JRC - Sim. Admito também que me ajudou muito ter conhecido um cidadão chamado Faustino Dias Lima, que é de Paripiranga, que foi secretário de Finanças de Prefeitura da Feira nos anos 60, que foi deputado estadual e foi presidente da Assembleia Legislativa da Bahia. Ele foi meu padrinho político, não é! Eu acho que essa pessoa ajudou muito a minha vida. De modo que eu entendo que tudo isso me ajudou a conhecer gente, a abrir portas e a me formar na política. (Faustino Dias Lima terminou a carreira pública como conselheiro do Tribunal de Contas do Estado da Bahia e faleceu no dia 8 de fevereiro deste ano, aos 91 anos. Era uma figura de ótimo relacionamento com a imprensa - o autor desta Entrevista, como editor de Política do Jornal Feira Hoje, recebia muitos afagos noticiosos dele em forma off no começo dos anos 80).

JLPolítica - O senhor ficaria triste se um dos seus três filhos optasse pela política também?
JRC - Não, jamais.
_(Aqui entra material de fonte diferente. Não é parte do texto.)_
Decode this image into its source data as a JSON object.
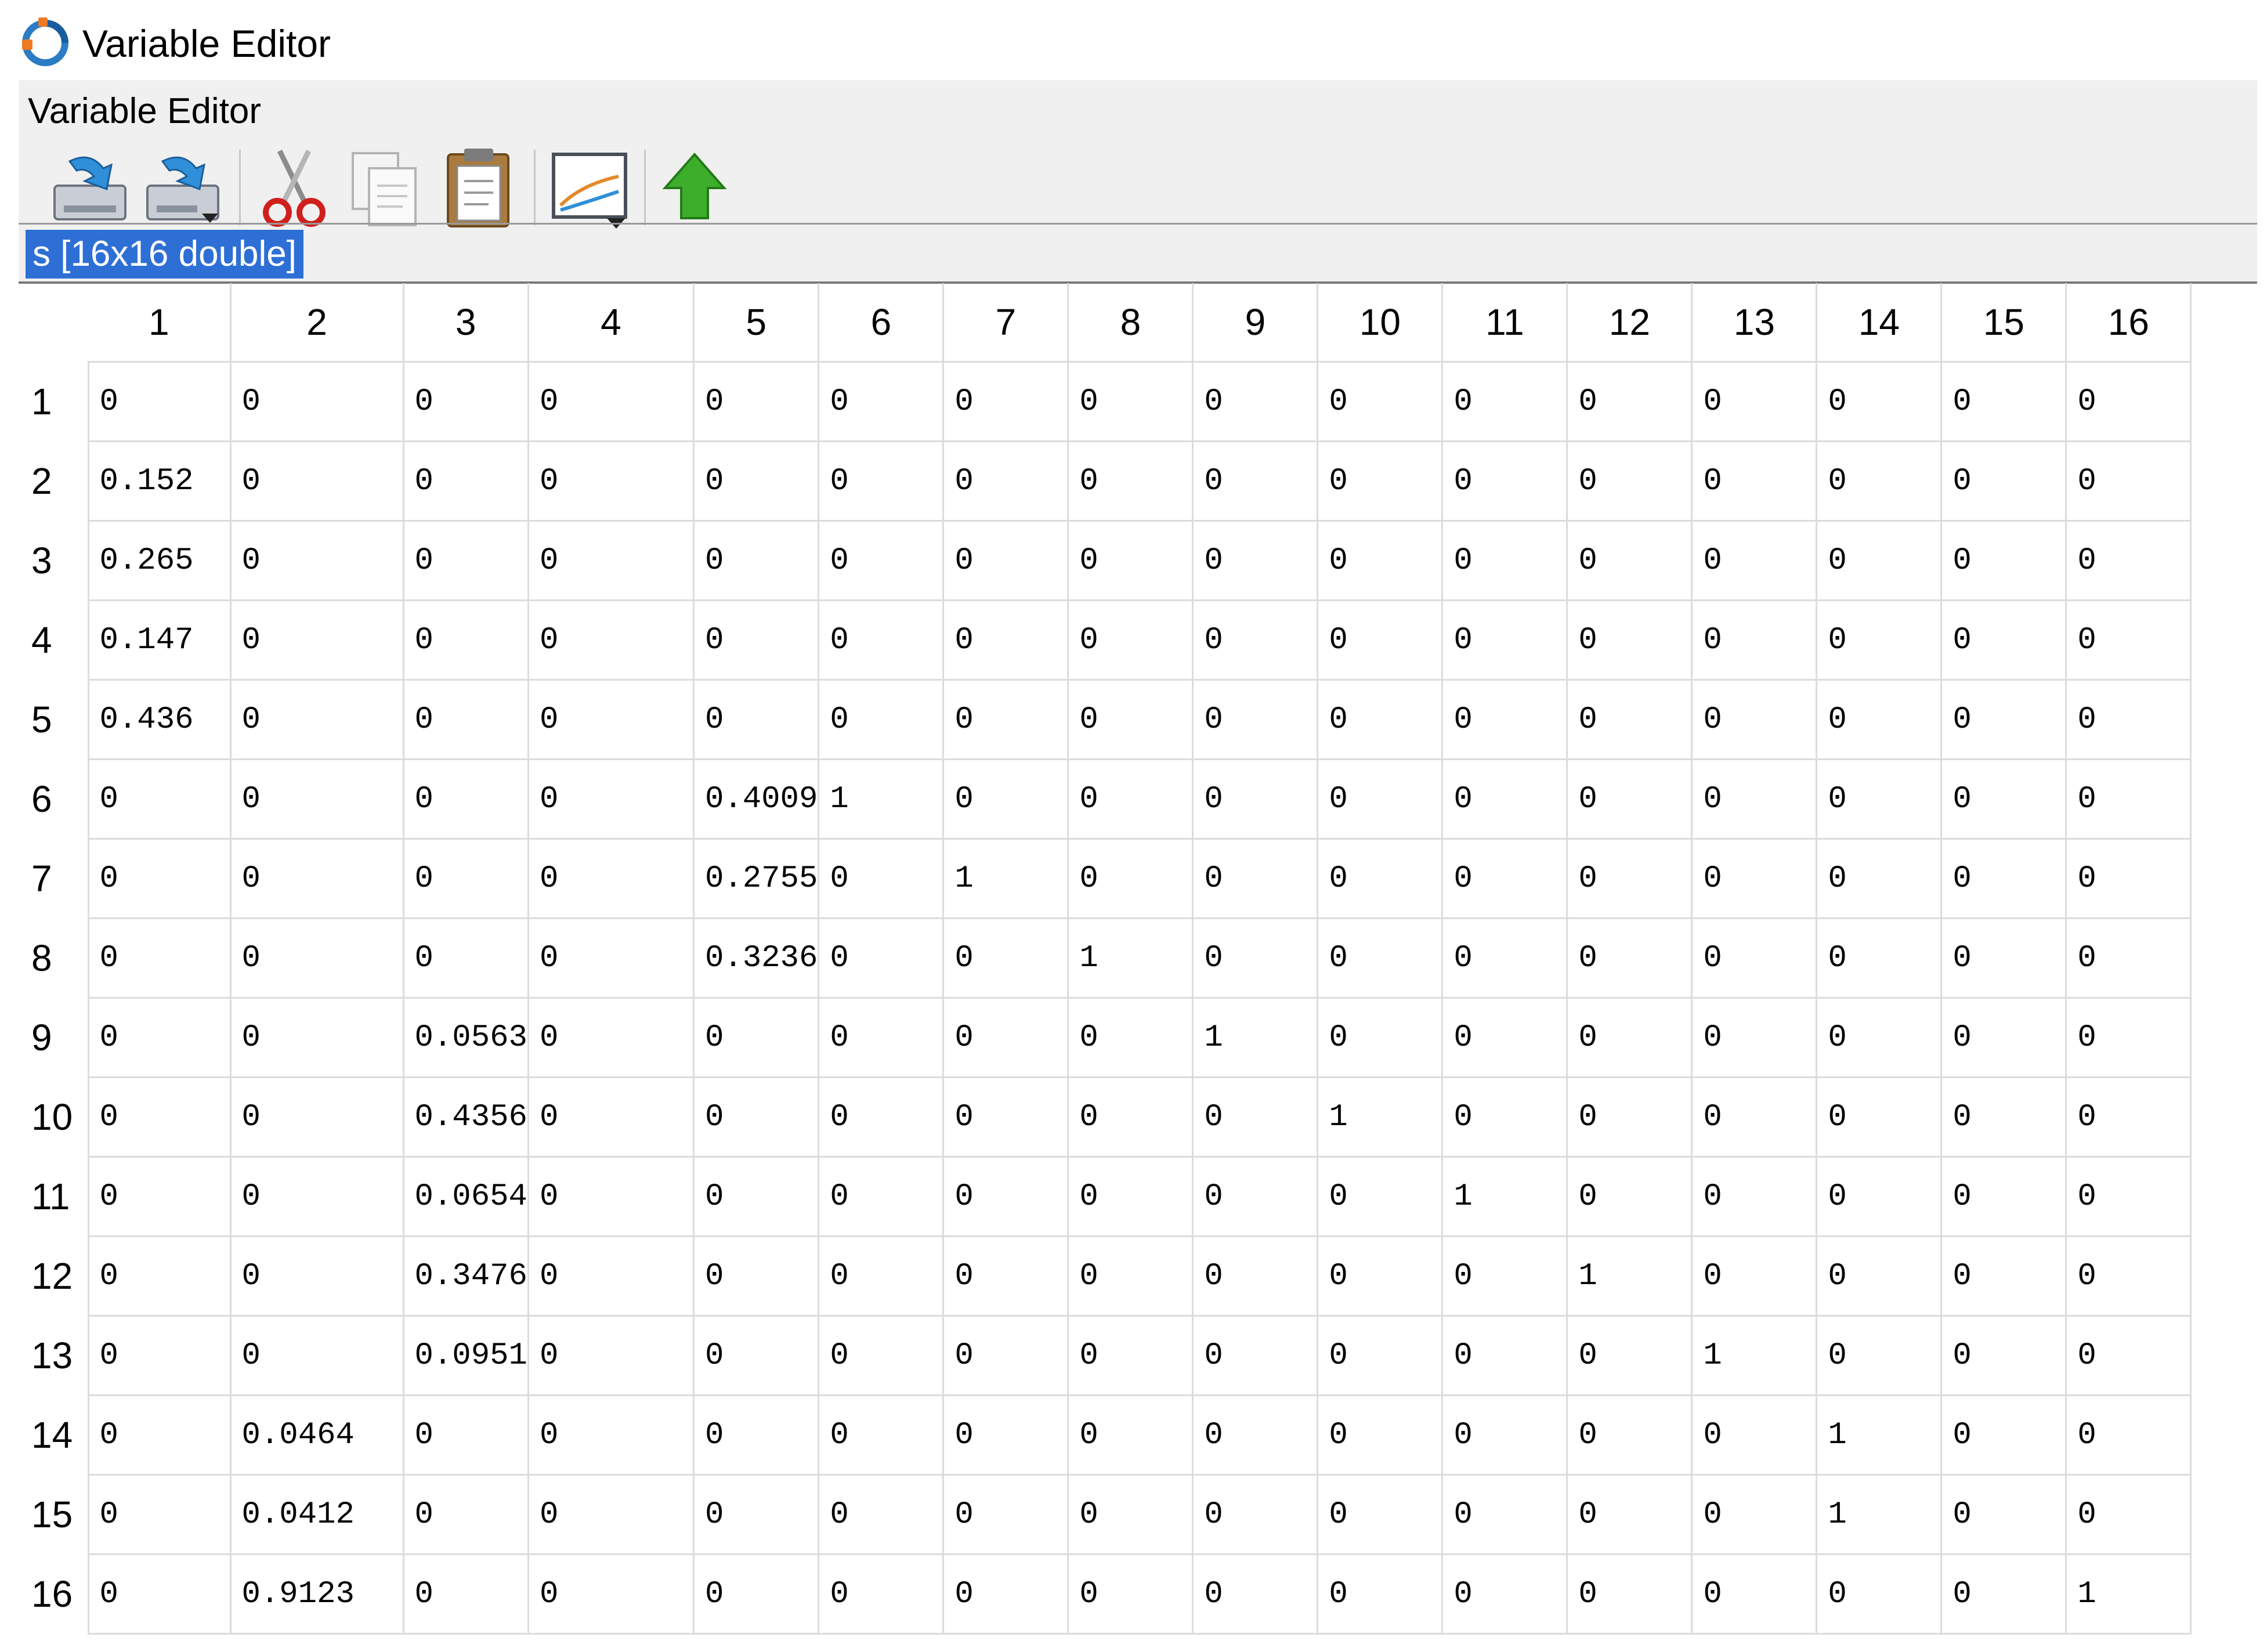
{
  "window": {
    "title": "Variable Editor",
    "icon": "octave-logo-icon"
  },
  "panel": {
    "title": "Variable Editor",
    "variable_label": "s [16x16 double]"
  },
  "toolbar": {
    "buttons": [
      {
        "name": "save-icon",
        "tooltip": ""
      },
      {
        "name": "save-as-icon",
        "tooltip": ""
      },
      {
        "name": "cut-icon",
        "tooltip": ""
      },
      {
        "name": "copy-icon",
        "tooltip": ""
      },
      {
        "name": "paste-icon",
        "tooltip": ""
      },
      {
        "name": "plot-icon",
        "tooltip": ""
      },
      {
        "name": "up-arrow-icon",
        "tooltip": ""
      }
    ]
  },
  "colors": {
    "selection": "#2e6fd6",
    "grid_line": "#dcdcdc",
    "toolbar_bg": "#f0f0f0"
  },
  "grid": {
    "columns": [
      "1",
      "2",
      "3",
      "4",
      "5",
      "6",
      "7",
      "8",
      "9",
      "10",
      "11",
      "12",
      "13",
      "14",
      "15",
      "16"
    ],
    "rows": [
      {
        "label": "1",
        "cells": [
          "0",
          "0",
          "0",
          "0",
          "0",
          "0",
          "0",
          "0",
          "0",
          "0",
          "0",
          "0",
          "0",
          "0",
          "0",
          "0"
        ]
      },
      {
        "label": "2",
        "cells": [
          "0.152",
          "0",
          "0",
          "0",
          "0",
          "0",
          "0",
          "0",
          "0",
          "0",
          "0",
          "0",
          "0",
          "0",
          "0",
          "0"
        ]
      },
      {
        "label": "3",
        "cells": [
          "0.265",
          "0",
          "0",
          "0",
          "0",
          "0",
          "0",
          "0",
          "0",
          "0",
          "0",
          "0",
          "0",
          "0",
          "0",
          "0"
        ]
      },
      {
        "label": "4",
        "cells": [
          "0.147",
          "0",
          "0",
          "0",
          "0",
          "0",
          "0",
          "0",
          "0",
          "0",
          "0",
          "0",
          "0",
          "0",
          "0",
          "0"
        ]
      },
      {
        "label": "5",
        "cells": [
          "0.436",
          "0",
          "0",
          "0",
          "0",
          "0",
          "0",
          "0",
          "0",
          "0",
          "0",
          "0",
          "0",
          "0",
          "0",
          "0"
        ]
      },
      {
        "label": "6",
        "cells": [
          "0",
          "0",
          "0",
          "0",
          "0.4009",
          "1",
          "0",
          "0",
          "0",
          "0",
          "0",
          "0",
          "0",
          "0",
          "0",
          "0"
        ]
      },
      {
        "label": "7",
        "cells": [
          "0",
          "0",
          "0",
          "0",
          "0.2755",
          "0",
          "1",
          "0",
          "0",
          "0",
          "0",
          "0",
          "0",
          "0",
          "0",
          "0"
        ]
      },
      {
        "label": "8",
        "cells": [
          "0",
          "0",
          "0",
          "0",
          "0.3236",
          "0",
          "0",
          "1",
          "0",
          "0",
          "0",
          "0",
          "0",
          "0",
          "0",
          "0"
        ]
      },
      {
        "label": "9",
        "cells": [
          "0",
          "0",
          "0.0563",
          "0",
          "0",
          "0",
          "0",
          "0",
          "1",
          "0",
          "0",
          "0",
          "0",
          "0",
          "0",
          "0"
        ]
      },
      {
        "label": "10",
        "cells": [
          "0",
          "0",
          "0.4356",
          "0",
          "0",
          "0",
          "0",
          "0",
          "0",
          "1",
          "0",
          "0",
          "0",
          "0",
          "0",
          "0"
        ]
      },
      {
        "label": "11",
        "cells": [
          "0",
          "0",
          "0.0654",
          "0",
          "0",
          "0",
          "0",
          "0",
          "0",
          "0",
          "1",
          "0",
          "0",
          "0",
          "0",
          "0"
        ]
      },
      {
        "label": "12",
        "cells": [
          "0",
          "0",
          "0.3476",
          "0",
          "0",
          "0",
          "0",
          "0",
          "0",
          "0",
          "0",
          "1",
          "0",
          "0",
          "0",
          "0"
        ]
      },
      {
        "label": "13",
        "cells": [
          "0",
          "0",
          "0.0951",
          "0",
          "0",
          "0",
          "0",
          "0",
          "0",
          "0",
          "0",
          "0",
          "1",
          "0",
          "0",
          "0"
        ]
      },
      {
        "label": "14",
        "cells": [
          "0",
          "0.0464",
          "0",
          "0",
          "0",
          "0",
          "0",
          "0",
          "0",
          "0",
          "0",
          "0",
          "0",
          "1",
          "0",
          "0"
        ]
      },
      {
        "label": "15",
        "cells": [
          "0",
          "0.0412",
          "0",
          "0",
          "0",
          "0",
          "0",
          "0",
          "0",
          "0",
          "0",
          "0",
          "0",
          "1",
          "0",
          "0"
        ]
      },
      {
        "label": "16",
        "cells": [
          "0",
          "0.9123",
          "0",
          "0",
          "0",
          "0",
          "0",
          "0",
          "0",
          "0",
          "0",
          "0",
          "0",
          "0",
          "0",
          "1"
        ]
      }
    ]
  }
}
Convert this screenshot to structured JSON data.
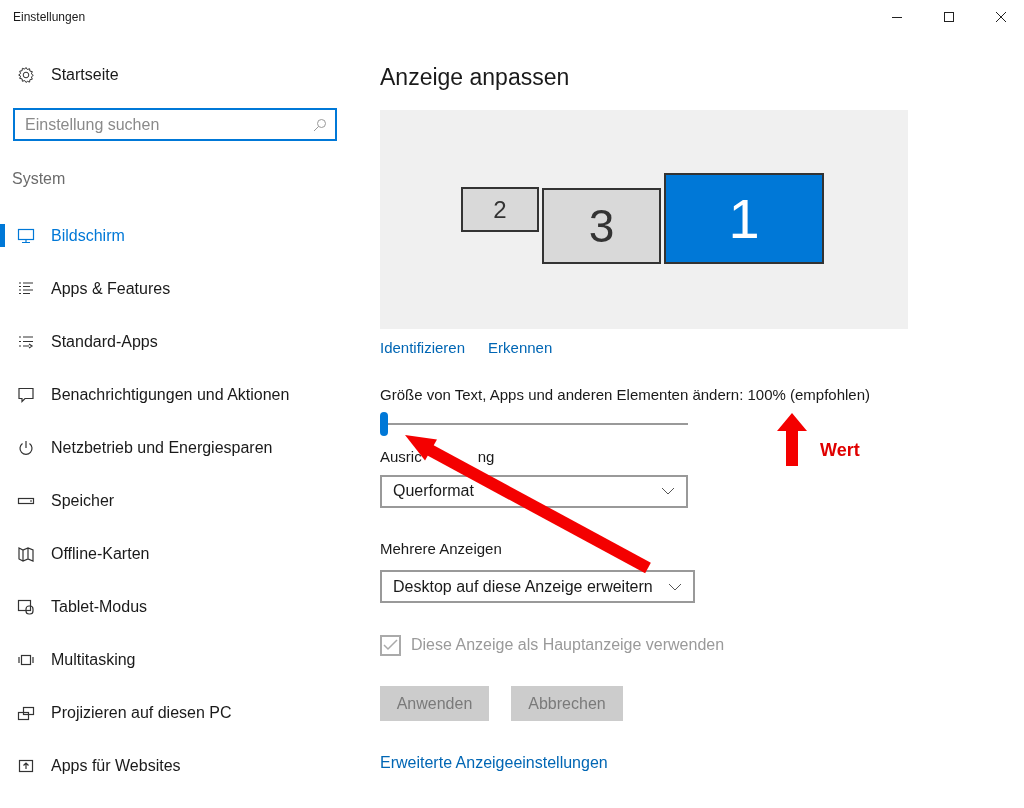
{
  "window": {
    "title": "Einstellungen"
  },
  "sidebar": {
    "home": "Startseite",
    "search": {
      "placeholder": "Einstellung suchen"
    },
    "section": "System",
    "items": [
      {
        "label": "Bildschirm",
        "selected": true
      },
      {
        "label": "Apps & Features",
        "selected": false
      },
      {
        "label": "Standard-Apps",
        "selected": false
      },
      {
        "label": "Benachrichtigungen und Aktionen",
        "selected": false
      },
      {
        "label": "Netzbetrieb und Energiesparen",
        "selected": false
      },
      {
        "label": "Speicher",
        "selected": false
      },
      {
        "label": "Offline-Karten",
        "selected": false
      },
      {
        "label": "Tablet-Modus",
        "selected": false
      },
      {
        "label": "Multitasking",
        "selected": false
      },
      {
        "label": "Projizieren auf diesen PC",
        "selected": false
      },
      {
        "label": "Apps für Websites",
        "selected": false
      }
    ]
  },
  "main": {
    "title": "Anzeige anpassen",
    "displays": [
      {
        "label": "2",
        "selected": false
      },
      {
        "label": "3",
        "selected": false
      },
      {
        "label": "1",
        "selected": true
      }
    ],
    "links": [
      "Identifizieren",
      "Erkennen"
    ],
    "scale": {
      "label": "Größe von Text, Apps und anderen Elementen ändern: 100% (empfohlen)",
      "level": 0
    },
    "orientation": {
      "label_parts": [
        "Ausric",
        "ng"
      ],
      "value": "Querformat"
    },
    "multiple_displays": {
      "label": "Mehrere Anzeigen",
      "value": "Desktop auf diese Anzeige erweitern"
    },
    "main_display": {
      "label": "Diese Anzeige als Hauptanzeige verwenden",
      "checked": true,
      "disabled": true
    },
    "buttons": [
      {
        "label": "Anwenden",
        "disabled": true
      },
      {
        "label": "Abbrechen",
        "disabled": true
      }
    ],
    "advanced_link": "Erweiterte Anzeigeeinstellungen"
  },
  "annotation": {
    "label": "Wert"
  }
}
Eles tiveram e têm liberdade de tomar as decisões que acharem que devem tomar. Tenho três filhos e todos optaram pela carreira que quiseram. O Fábio é médico e Camila e Natália são advogadas.

JLPolítica - O senhor se arrepende de ter seguido a política? Faria tudo de novo ou não?
JRC - Não me arrependo e faria tudo novamente, se possível fosse.